Kredo Descartes menghantui seluruh produk filsafat Barat sesudahnya. Termasuk dalam eksplorasi psikoanalisa. Penggalian alam bawah sadar dilakukan benar-benar lepas dari intervensi Ilahi. Walau demikian, Eric Fromm, Karen Horney dan Bruno Bettelheim justru menunjukkan bahwa teks-teks asli berbahasa Jerman dari karya Freud, malah banyak merujuk pada aspek jiwa.
Ditulis dalam empat bab dipisah oleh dua bagian, buku ini merupakan rujukan yang memadai. Diawali pembahasan tentang psikoanalisa dan psike. Dua istilah yang melandasi seluruh perbincangan tentang ketaksadaran dan berhasil menarik perhatian para sarjana Mesir di Kairo pada pertengahan ’40an sampai akhir dekade ’50an.
Tokoh utama dalam perbincangan ini adalah Yusuf Murad, sang intelektual publik sekaligus guru besar psikologi sejumlah kampus di Mesir. Bagi Murad, psikoanalisa merupakan sintesa dialektis antara introspeksi filosofis, positivisme serta fenomenologi. Ia memperkenalkan istilah ‘al la shu’ur’ dari khazanah mistik karya Al Farabi. Istilah itu disepadankan pada kata ‘ketaksadaran’ dari Freud.
Inilah upaya pertama menggabungkan konsep psikoanalisa, tradisi filsafat psikologi Prancis dan khazanah konsep Islam klasik. Para peserta muda dari klub diskusi psikologi Yusuf adalah mereka yang kelak berperan besar dalam dinamika intelektual Mesir dan dunia Arab. Diantaranya, Mahmud Amin al Alim, Yusuf al Sharuni, Murad Wahba, Mustafa Suwayf, bahkan beberapa dari mereka berikutnya sohor di Irak. Seperti Sami al Durubi, penerjemah dan diplomat, serta Salih al Samma, penerjemah sekaligus guru besar psikologi di Universitas Baghdad.
Psikoanalisis memang sangat mengakar dalam situasi pasca perang Mesir, mempengaruhi wacana intelektual Arab dalam humaniora dan ilmu sosial.
Keunggulan El Shakry dalam buku ini ditunjukkan melalui dialog antar tulisan-tulisan Arabofone (berbahasa Arab) tentang diri/jati diri, yang sebagian besar tidak dikenal oleh audiens Barat, teoretisi Freud dan tradisi keilmuan Arab klasik tentang jiwa (nafs).

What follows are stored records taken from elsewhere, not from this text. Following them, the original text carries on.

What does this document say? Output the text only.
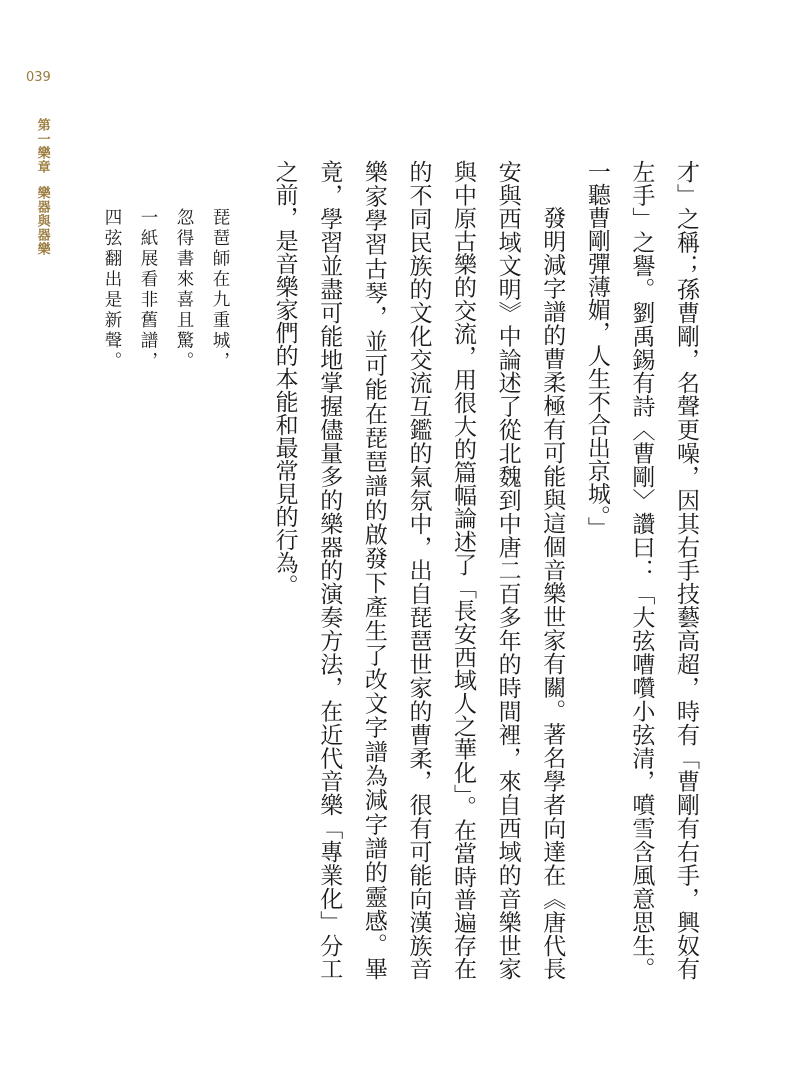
039
第一樂章樂器與器樂	才」之稱；孫曹剛，名聲更噪，因其右手技藝高超，時有「曹剛有右手，興奴有左手」之譽。劉禹錫有詩〈曹剛〉讚曰：「大弦嘈囋小弦清，噴雪含風意思生。一聽曹剛彈薄媚，人生不合出京城。」

發明減字譜的曹柔極有可能與這個音樂世家有關。著名學者向達在《唐代長安與西域文明》中論述了從北魏到中唐二百多年的時間裡，來自西域的音樂世家與中原古樂的交流，用很大的篇幅論述了「長安西域人之華化」。在當時普遍存在的不同民族的文化交流互鑑的氣氛中，出自琵琶世家的曹柔，很有可能向漢族音樂家學習古琴，並可能在琵琶譜的啟發下產生了改文字譜為減字譜的靈感。畢竟，學習並盡可能地掌握儘量多的樂器的演奏方法，在近代音樂「專業化」分工之前，是音樂家們的本能和最常見的行為。

琵琶師在九重城，
忽得書來喜且驚。
一紙展看非舊譜，
四弦翻出是新聲。
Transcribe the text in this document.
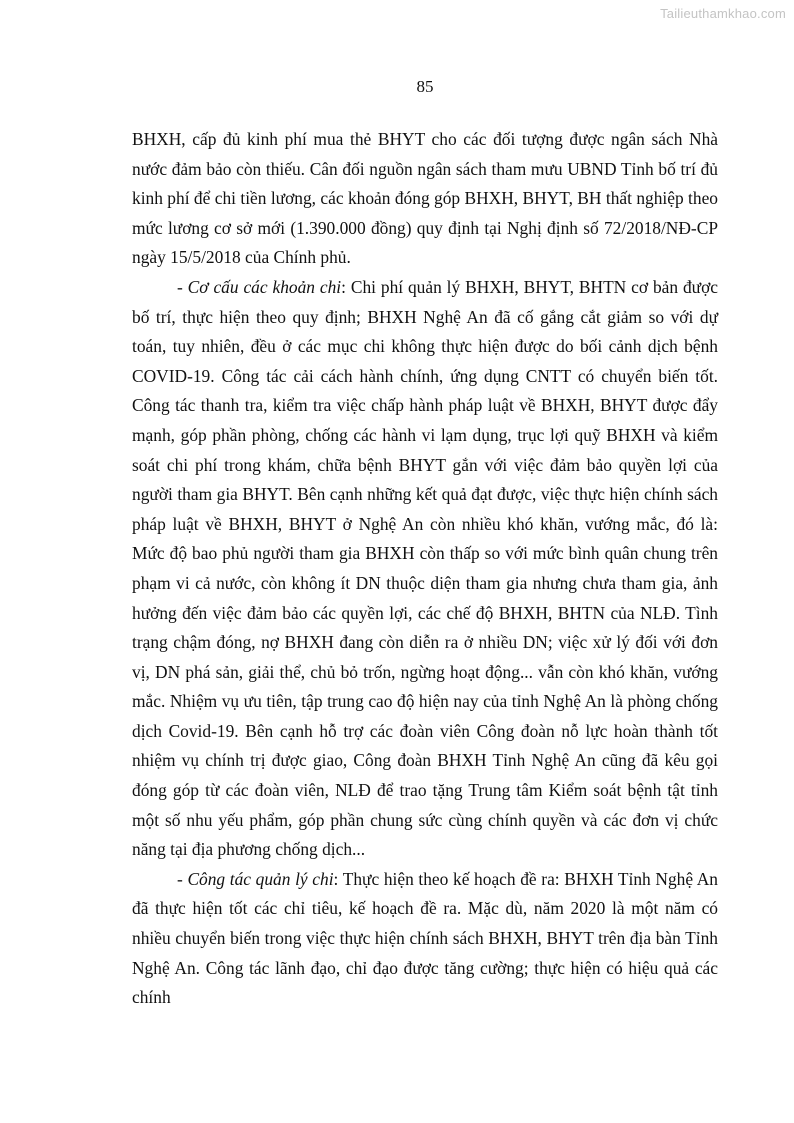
Tailieuthamkhao.com
85

BHXH, cấp đủ kinh phí mua thẻ BHYT cho các đối tượng được ngân sách Nhà nước đảm bảo còn thiếu. Cân đối nguồn ngân sách tham mưu UBND Tỉnh bố trí đủ kinh phí để chi tiền lương, các khoản đóng góp BHXH, BHYT, BH thất nghiệp theo mức lương cơ sở mới (1.390.000 đồng) quy định tại Nghị định số 72/2018/NĐ-CP ngày 15/5/2018 của Chính phủ.

- Cơ cấu các khoản chi: Chi phí quản lý BHXH, BHYT, BHTN cơ bản được bố trí, thực hiện theo quy định; BHXH Nghệ An đã cố gắng cắt giảm so với dự toán, tuy nhiên, đều ở các mục chi không thực hiện được do bối cảnh dịch bệnh COVID-19. Công tác cải cách hành chính, ứng dụng CNTT có chuyển biến tốt. Công tác thanh tra, kiểm tra việc chấp hành pháp luật về BHXH, BHYT được đẩy mạnh, góp phần phòng, chống các hành vi lạm dụng, trục lợi quỹ BHXH và kiểm soát chi phí trong khám, chữa bệnh BHYT gắn với việc đảm bảo quyền lợi của người tham gia BHYT. Bên cạnh những kết quả đạt được, việc thực hiện chính sách pháp luật về BHXH, BHYT ở Nghệ An còn nhiều khó khăn, vướng mắc, đó là: Mức độ bao phủ người tham gia BHXH còn thấp so với mức bình quân chung trên phạm vi cả nước, còn không ít DN thuộc diện tham gia nhưng chưa tham gia, ảnh hưởng đến việc đảm bảo các quyền lợi, các chế độ BHXH, BHTN của NLĐ. Tình trạng chậm đóng, nợ BHXH đang còn diễn ra ở nhiều DN; việc xử lý đối với đơn vị, DN phá sản, giải thể, chủ bỏ trốn, ngừng hoạt động... vẫn còn khó khăn, vướng mắc. Nhiệm vụ ưu tiên, tập trung cao độ hiện nay của tỉnh Nghệ An là phòng chống dịch Covid-19. Bên cạnh hỗ trợ các đoàn viên Công đoàn nỗ lực hoàn thành tốt nhiệm vụ chính trị được giao, Công đoàn BHXH Tỉnh Nghệ An cũng đã kêu gọi đóng góp từ các đoàn viên, NLĐ để trao tặng Trung tâm Kiểm soát bệnh tật tỉnh một số nhu yếu phẩm, góp phần chung sức cùng chính quyền và các đơn vị chức năng tại địa phương chống dịch...

- Công tác quản lý chi: Thực hiện theo kế hoạch đề ra: BHXH Tỉnh Nghệ An đã thực hiện tốt các chỉ tiêu, kế hoạch đề ra. Mặc dù, năm 2020 là một năm có nhiều chuyển biến trong việc thực hiện chính sách BHXH, BHYT trên địa bàn Tỉnh Nghệ An. Công tác lãnh đạo, chỉ đạo được tăng cường; thực hiện có hiệu quả các chính
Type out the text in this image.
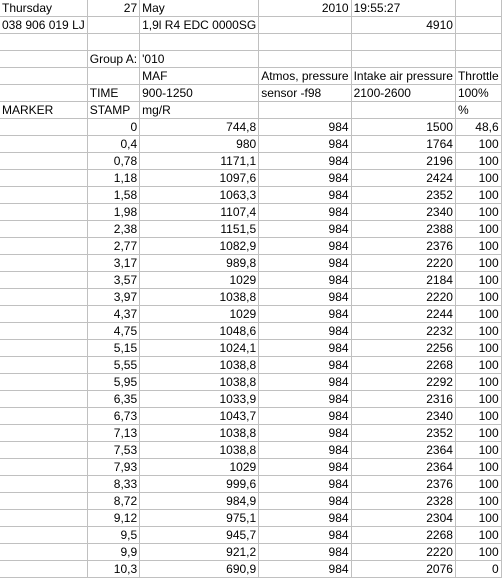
Thursday	27	May	2010	19:55:27	
038 906 019 LJ		1,9l R4 EDC 0000SG		4910	

	Group A:	'010			
		MAF	Atmos, pressure	Intake air pressure	Throttle
	TIME	900-1250	sensor -f98	2100-2600	100%
MARKER	STAMP	mg/R			%
	0	744,8	984	1500	48,6
	0,4	980	984	1764	100
	0,78	1171,1	984	2196	100
	1,18	1097,6	984	2424	100
	1,58	1063,3	984	2352	100
	1,98	1107,4	984	2340	100
	2,38	1151,5	984	2388	100
	2,77	1082,9	984	2376	100
	3,17	989,8	984	2220	100
	3,57	1029	984	2184	100
	3,97	1038,8	984	2220	100
	4,37	1029	984	2244	100
	4,75	1048,6	984	2232	100
	5,15	1024,1	984	2256	100
	5,55	1038,8	984	2268	100
	5,95	1038,8	984	2292	100
	6,35	1033,9	984	2316	100
	6,73	1043,7	984	2340	100
	7,13	1038,8	984	2352	100
	7,53	1038,8	984	2364	100
	7,93	1029	984	2364	100
	8,33	999,6	984	2376	100
	8,72	984,9	984	2328	100
	9,12	975,1	984	2304	100
	9,5	945,7	984	2268	100
	9,9	921,2	984	2220	100
	10,3	690,9	984	2076	0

El Shakry mengupas kegairahan para penulis Arab yang tercermin dalam karya-karya sastra, kemanusiaan, politik dan berbagai cabang ilmu sosial lainnya. Semuanya terpengaruh oleh wacana psikoanalisa, sembari mengangkat kembali khazanah intelektual Islam klasik.
Menariknya, kajian-kajian Freudian dalam jurnal yang diasuh Yusuf Murad merujuk pada korpus Freud, yang juga ditafsirkan oleh para pemikir Inggris, Prancis dan Hungaria. Sehingga kajian tersebut tak bisa dianggap sekadar terjemahan ke dalam bahasa Arab, melainkan harus dikatakan sebagai upaya reflektif menemukan kecocokan.
Wajar saja jika El Shakry kemudian tak ingin bukunya ini disebut hanya sejarah literer tentang kajian Freudian di Mesir. Tapi, ia ingin buku ini dipandang sebagai ulasan sejarah gagasan dan perdebatan Freudianisme berlatar belakang tradisi beragam nilai. Tak pelak, keempat bab buku ini memberi wawasan sejarah serta pandangan teoritis yang berguna untuk meminggirkan asumsi Barat tentang peran wacana psikoanalitik dan tradisi Islam dalam budaya sastra sekaligus politik Mesir modern.
El Shakry tampaknya juga hendak menunjukkan lebih banyak lagi. Baginya, psikoanalisa dan Islam secara bersamaan merupakan dua wilayah yang berjumpa pada etika. Ada poin-poin persilangan antara wacana keislaman dan pemikiran sosial modern, yakni antara agama dan etik sekular.
Ia mengupas bagaimana upaya Murad dalam mengintegrasikan psikoanalisa pada kasus-kasus pasca-kolonial. Ketika masyarakat kolonial Mesir bersiap-siap lepas dari cengkeraman kolonialisme. Langkah ini mirip dengan upaya masyarakat Prancis pada abad ke-19 ketika mengusung subyektivitas borjuis menghadapi kekuatan feodalisme. Walau beda lokasi, tapi tampak nyata bagaimana kekuatan kolonial yang telah menumbuhkan hirarki sosial pada gilirannya memasung kebebasan subyektif masyarakat.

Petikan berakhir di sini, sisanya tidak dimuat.